Bien qu’échappant à toute forme de règlementation et considéré à raison ou à tort comme la base de certaines crises financières, le « shadow banking » est un élément indispensable au bon fonctionnement de l’économie mondiale.

Source : Bloomberg

Ce concept vit jour aux Etats-Unis vers les années 70 avec l’avènement des fonds monétaires. Il s’est ensuite développé avec la libéralisation des marchés financiers dans les années 80.

Qu’est-ce qu’est donc le « shadow banking » ? comment fonctionne-t-il ? et représente-t-il un danger pour le système bancaire traditionnel ?

Qu’est-ce qu’est le « shadow banking » ou « la finance de l'ombre » ?

Le shadow banking ou littéralement « finance de l’ombre » en français fait référence à toutes les opérations financières qui se font hors du cadre des activités bancaires régulées. Ce terme apparut lors de la crise financière de 2007-2009 renvoi aussi aux différents intermédiaires financiers participant au financement de l'économie mondiale en dehors du circuit bancaire traditionnel. Le « shadow banking » ne fait pas allusion aux activités illégales, raison pour laquelle certains trouvent l’expression « banque parallèle » comme plus appropriée.

Pour une bonne compréhension du shadow banking, il est nécessaire d’avoir une certaine maitrise de l’activité bancaire traditionnelle. En résumé, une banque fait ce que nous appelons de l’intermédiation financière qui consiste à transformer ses sources de financement (son passif) en actifs. Cette transformation porte sur des critères comme la maturité avec l’utilisation d’un effet de levier permettant l’accroissement de la rentabilité de ses capitaux propres en recourant à l'endettement.

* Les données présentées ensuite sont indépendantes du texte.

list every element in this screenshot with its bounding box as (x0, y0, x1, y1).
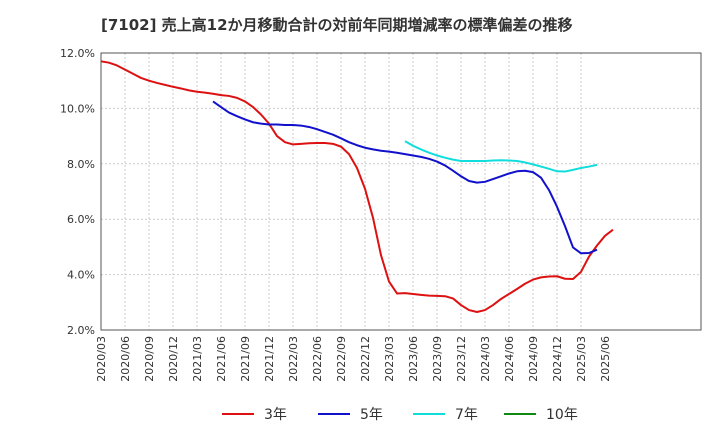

Elle se fait aussi au moyen de la liquidité par le financement des actifs illiquides ; et enfin par le risque que la banque assume à la place de ses déposants et de ses créanciers. Considérant son rôle comme essentiel dans le financement de l’économie, le secteur bancaire est très régulé et bénéficie aussi de certaines garanties qui sont définies par le comité de Bâle.

Quelles sont les activités liées au « shadow banking » ?

La finance de l’ombre couvre un certain nombre d’activités opérés par des acteurs comme les banques d'affaires, les hedge funds, les fonds de titrisation, les fonds monétaires, les fonds de pension, les fonds négociés en bourse ainsi que les entreprises de capital-investissement et les plateformes de monnaies virtuelles comme le bitcoin.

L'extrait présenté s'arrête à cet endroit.